Oh, wait – that’s the right-wing’s current whitewashed version of King’s dream, scrubbing out his condemnation of brutally-racist White leaders and institutions (which still repress Black progress and foment racial hatred). And far from meekly waiting on “the arc of history,” King rallied people to take immediate action, calling it “the fierce urgency of now.

He sought “a grand alliance of Negro and White [to] eradicate social evils [that] oppress both White and Negro.” At the time of his assassination, he was actively forging that populist coalition to battle plutocratic wealth.

Indeed, King knew the history he sought to revive.
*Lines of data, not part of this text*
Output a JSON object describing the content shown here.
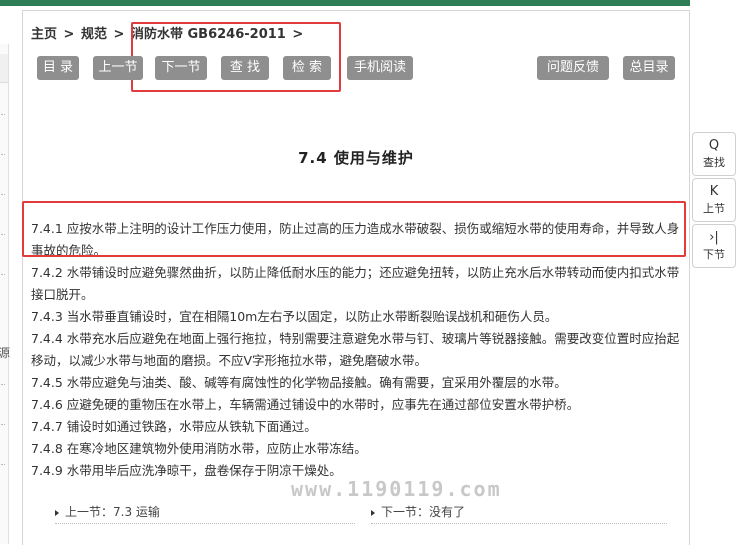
{
  "breadcrumb": {
    "home": "主页",
    "sep1": ">",
    "section": "规范",
    "sep2": ">",
    "document": "消防水带 GB6246-2011",
    "sep3": ">"
  },
  "toolbar": {
    "buttons": [
      "目 录",
      "上一节",
      "下一节",
      "查 找",
      "检 索",
      "手机阅读"
    ],
    "right_buttons": [
      "问题反馈",
      "总目录"
    ]
  },
  "heading": "7.4 使用与维护",
  "clauses": [
    "7.4.1 应按水带上注明的设计工作压力使用，防止过高的压力造成水带破裂、损伤或缩短水带的使用寿命，并导致人身事故的危险。",
    "7.4.2 水带铺设时应避免骤然曲折，以防止降低耐水压的能力；还应避免扭转，以防止充水后水带转动而使内扣式水带接口脱开。",
    "7.4.3 当水带垂直铺设时，宜在相隔10m左右予以固定，以防止水带断裂贻误战机和砸伤人员。",
    "7.4.4 水带充水后应避免在地面上强行拖拉，特别需要注意避免水带与钉、玻璃片等锐器接触。需要改变位置时应抬起移动，以减少水带与地面的磨损。不应V字形拖拉水带，避免磨破水带。",
    "7.4.5 水带应避免与油类、酸、碱等有腐蚀性的化学物品接触。确有需要，宜采用外覆层的水带。",
    "7.4.6 应避免硬的重物压在水带上，车辆需通过铺设中的水带时，应事先在通过部位安置水带护桥。",
    "7.4.7 铺设时如通过铁路，水带应从铁轨下面通过。",
    "7.4.8 在寒冷地区建筑物外使用消防水带，应防止水带冻结。",
    "7.4.9 水带用毕后应洗净晾干，盘卷保存于阴凉干燥处。"
  ],
  "watermark": "www.1190119.com",
  "prev": "上一节：7.3 运输",
  "next": "下一节：没有了",
  "side_tools": [
    {
      "icon": "Q",
      "label": "查找"
    },
    {
      "icon": "K",
      "label": "上节"
    },
    {
      "icon": "›|",
      "label": "下节"
    }
  ],
  "left_glyph": "源",
  "colors": {
    "topbar": "#2e7d55",
    "button": "#8f8f8f",
    "highlight_box": "#e23b3b"
  }
}
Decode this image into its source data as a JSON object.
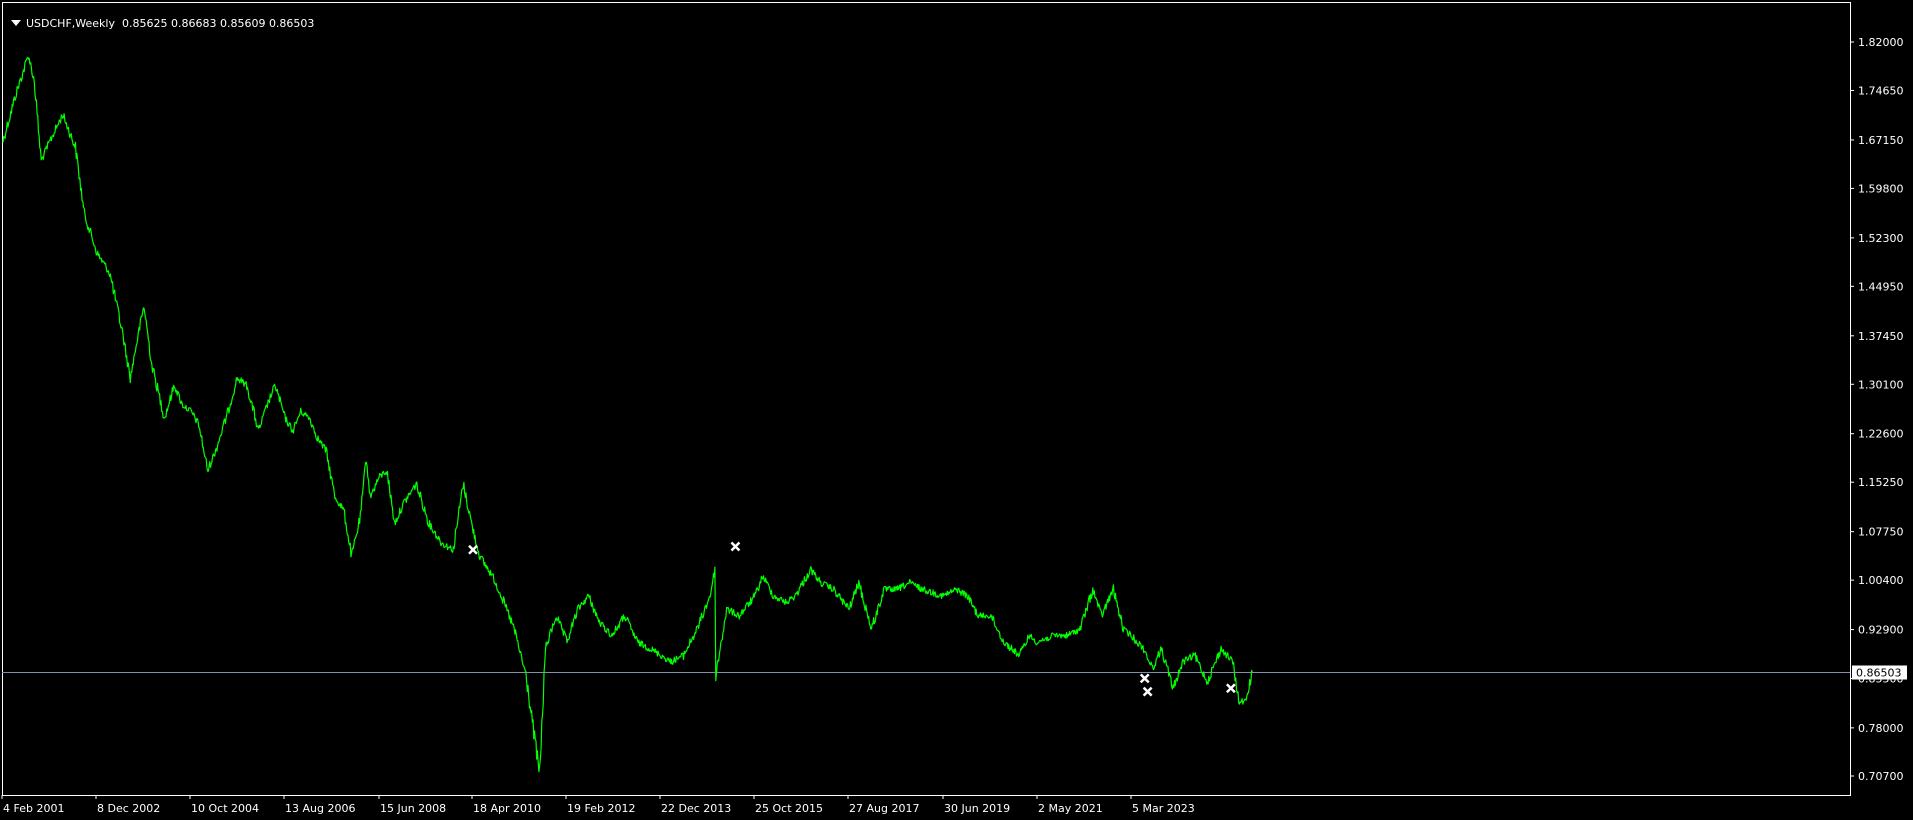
{
  "header": {
    "symbol": "USDCHF,Weekly",
    "ohlc": "0.85625 0.86683 0.85609 0.86503"
  },
  "colors": {
    "background": "#000000",
    "price_line": "#00ff00",
    "frame": "#ffffff",
    "current_price_line": "#8090a8",
    "marker": "#ffffff"
  },
  "chart_data": {
    "type": "line",
    "title": "USDCHF,Weekly",
    "xlabel": "",
    "ylabel": "",
    "grid": false,
    "x_tick_labels": [
      "4 Feb 2001",
      "8 Dec 2002",
      "10 Oct 2004",
      "13 Aug 2006",
      "15 Jun 2008",
      "18 Apr 2010",
      "19 Feb 2012",
      "22 Dec 2013",
      "25 Oct 2015",
      "27 Aug 2017",
      "30 Jun 2019",
      "2 May 2021",
      "5 Mar 2023"
    ],
    "y_ticks": [
      {
        "value": 1.82,
        "label": "1.82000"
      },
      {
        "value": 1.7465,
        "label": "1.74650"
      },
      {
        "value": 1.6715,
        "label": "1.67150"
      },
      {
        "value": 1.598,
        "label": "1.59800"
      },
      {
        "value": 1.523,
        "label": "1.52300"
      },
      {
        "value": 1.4495,
        "label": "1.44950"
      },
      {
        "value": 1.3745,
        "label": "1.37450"
      },
      {
        "value": 1.301,
        "label": "1.30100"
      },
      {
        "value": 1.226,
        "label": "1.22600"
      },
      {
        "value": 1.1525,
        "label": "1.15250"
      },
      {
        "value": 1.0775,
        "label": "1.07750"
      },
      {
        "value": 1.004,
        "label": "1.00400"
      },
      {
        "value": 0.929,
        "label": "0.92900"
      },
      {
        "value": 0.855,
        "label": "0.85500"
      },
      {
        "value": 0.78,
        "label": "0.78000"
      },
      {
        "value": 0.707,
        "label": "0.70700"
      }
    ],
    "current_price": {
      "value": 0.86503,
      "label": "0.86503"
    },
    "series": [
      {
        "points": [
          [
            "2001-02-04",
            1.67
          ],
          [
            "2001-05-06",
            1.74
          ],
          [
            "2001-08-05",
            1.8
          ],
          [
            "2001-09-16",
            1.76
          ],
          [
            "2001-11-04",
            1.64
          ],
          [
            "2002-01-06",
            1.67
          ],
          [
            "2002-04-07",
            1.71
          ],
          [
            "2002-07-07",
            1.66
          ],
          [
            "2002-09-08",
            1.56
          ],
          [
            "2002-12-08",
            1.5
          ],
          [
            "2003-03-09",
            1.47
          ],
          [
            "2003-06-08",
            1.38
          ],
          [
            "2003-08-03",
            1.31
          ],
          [
            "2003-09-14",
            1.36
          ],
          [
            "2003-11-09",
            1.42
          ],
          [
            "2004-01-04",
            1.33
          ],
          [
            "2004-04-04",
            1.25
          ],
          [
            "2004-06-13",
            1.3
          ],
          [
            "2004-08-08",
            1.27
          ],
          [
            "2004-10-10",
            1.26
          ],
          [
            "2004-12-05",
            1.24
          ],
          [
            "2005-02-06",
            1.17
          ],
          [
            "2005-04-03",
            1.2
          ],
          [
            "2005-07-03",
            1.26
          ],
          [
            "2005-09-04",
            1.31
          ],
          [
            "2005-11-13",
            1.3
          ],
          [
            "2006-02-05",
            1.23
          ],
          [
            "2006-04-09",
            1.27
          ],
          [
            "2006-06-04",
            1.3
          ],
          [
            "2006-08-13",
            1.25
          ],
          [
            "2006-10-08",
            1.23
          ],
          [
            "2006-12-03",
            1.26
          ],
          [
            "2007-02-04",
            1.25
          ],
          [
            "2007-04-01",
            1.22
          ],
          [
            "2007-06-03",
            1.2
          ],
          [
            "2007-08-05",
            1.13
          ],
          [
            "2007-10-07",
            1.11
          ],
          [
            "2007-12-02",
            1.04
          ],
          [
            "2008-02-03",
            1.1
          ],
          [
            "2008-03-16",
            1.19
          ],
          [
            "2008-04-13",
            1.13
          ],
          [
            "2008-06-15",
            1.16
          ],
          [
            "2008-08-10",
            1.17
          ],
          [
            "2008-10-05",
            1.09
          ],
          [
            "2008-12-07",
            1.12
          ],
          [
            "2009-03-08",
            1.15
          ],
          [
            "2009-06-07",
            1.09
          ],
          [
            "2009-09-06",
            1.06
          ],
          [
            "2009-11-29",
            1.05
          ],
          [
            "2010-02-07",
            1.15
          ],
          [
            "2010-04-18",
            1.08
          ],
          [
            "2010-06-06",
            1.04
          ],
          [
            "2010-09-05",
            1.01
          ],
          [
            "2010-11-07",
            0.98
          ],
          [
            "2011-02-06",
            0.93
          ],
          [
            "2011-05-01",
            0.86
          ],
          [
            "2011-08-07",
            0.71
          ],
          [
            "2011-09-18",
            0.9
          ],
          [
            "2011-12-04",
            0.95
          ],
          [
            "2012-02-19",
            0.91
          ],
          [
            "2012-05-06",
            0.96
          ],
          [
            "2012-07-22",
            0.98
          ],
          [
            "2012-10-07",
            0.94
          ],
          [
            "2013-01-06",
            0.92
          ],
          [
            "2013-04-07",
            0.95
          ],
          [
            "2013-07-07",
            0.91
          ],
          [
            "2013-10-06",
            0.9
          ],
          [
            "2013-12-22",
            0.89
          ],
          [
            "2014-03-02",
            0.88
          ],
          [
            "2014-06-01",
            0.89
          ],
          [
            "2014-09-07",
            0.93
          ],
          [
            "2014-12-07",
            0.98
          ],
          [
            "2015-01-11",
            1.02
          ],
          [
            "2015-01-18",
            0.86
          ],
          [
            "2015-04-05",
            0.96
          ],
          [
            "2015-07-05",
            0.95
          ],
          [
            "2015-10-25",
            0.98
          ],
          [
            "2015-12-20",
            1.01
          ],
          [
            "2016-03-06",
            0.98
          ],
          [
            "2016-06-05",
            0.97
          ],
          [
            "2016-08-07",
            0.98
          ],
          [
            "2016-11-27",
            1.02
          ],
          [
            "2017-02-05",
            1.0
          ],
          [
            "2017-05-07",
            0.99
          ],
          [
            "2017-08-27",
            0.96
          ],
          [
            "2017-11-05",
            1.0
          ],
          [
            "2018-02-04",
            0.93
          ],
          [
            "2018-05-06",
            0.99
          ],
          [
            "2018-08-05",
            0.99
          ],
          [
            "2018-11-04",
            1.0
          ],
          [
            "2019-02-03",
            0.99
          ],
          [
            "2019-06-30",
            0.98
          ],
          [
            "2019-10-06",
            0.99
          ],
          [
            "2019-12-22",
            0.98
          ],
          [
            "2020-03-08",
            0.95
          ],
          [
            "2020-06-07",
            0.95
          ],
          [
            "2020-09-06",
            0.91
          ],
          [
            "2020-12-27",
            0.89
          ],
          [
            "2021-03-07",
            0.92
          ],
          [
            "2021-05-02",
            0.91
          ],
          [
            "2021-09-05",
            0.92
          ],
          [
            "2021-12-05",
            0.92
          ],
          [
            "2022-03-06",
            0.93
          ],
          [
            "2022-06-05",
            0.99
          ],
          [
            "2022-08-07",
            0.95
          ],
          [
            "2022-10-30",
            0.99
          ],
          [
            "2023-01-08",
            0.93
          ],
          [
            "2023-03-05",
            0.92
          ],
          [
            "2023-06-04",
            0.9
          ],
          [
            "2023-08-06",
            0.87
          ],
          [
            "2023-10-08",
            0.9
          ],
          [
            "2023-12-31",
            0.84
          ],
          [
            "2024-03-10",
            0.88
          ],
          [
            "2024-06-02",
            0.89
          ],
          [
            "2024-09-01",
            0.85
          ],
          [
            "2024-12-08",
            0.9
          ],
          [
            "2025-03-02",
            0.88
          ],
          [
            "2025-04-13",
            0.82
          ],
          [
            "2025-06-01",
            0.82
          ],
          [
            "2025-07-20",
            0.865
          ]
        ]
      }
    ],
    "markers": [
      {
        "x": "2010-04-18",
        "y": 1.05
      },
      {
        "x": "2015-06-07",
        "y": 1.055
      },
      {
        "x": "2023-06-11",
        "y": 0.855
      },
      {
        "x": "2023-07-02",
        "y": 0.835
      },
      {
        "x": "2025-02-16",
        "y": 0.84
      }
    ]
  }
}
The post-Civil War Populist Movement, he said, “began awakening the poor White masses and the former Negro slaves to the fact that [both] were being fleeced by [Southern aristocrat interests].” That movement, he noted, intended to write a Black-White voting block “to build a great society of justice where none would prey upon the weakness of others; a society of plenty where greed and poverty would be done away.…”

But the unifying, democratic promise of Populism, King rightly explained, so terrified the aristocracy of wealth that its leaders made it “a crime for Negroes and Whites to come together as equals at any level.” Thus moneyed elites effectively killed the people’s Populist party in the 1890s – but not the people’s Populist spirit.

So rather than merely celebrating a birthday, let’s recommit to King’s real dream of a multi-racial, democratic Populism.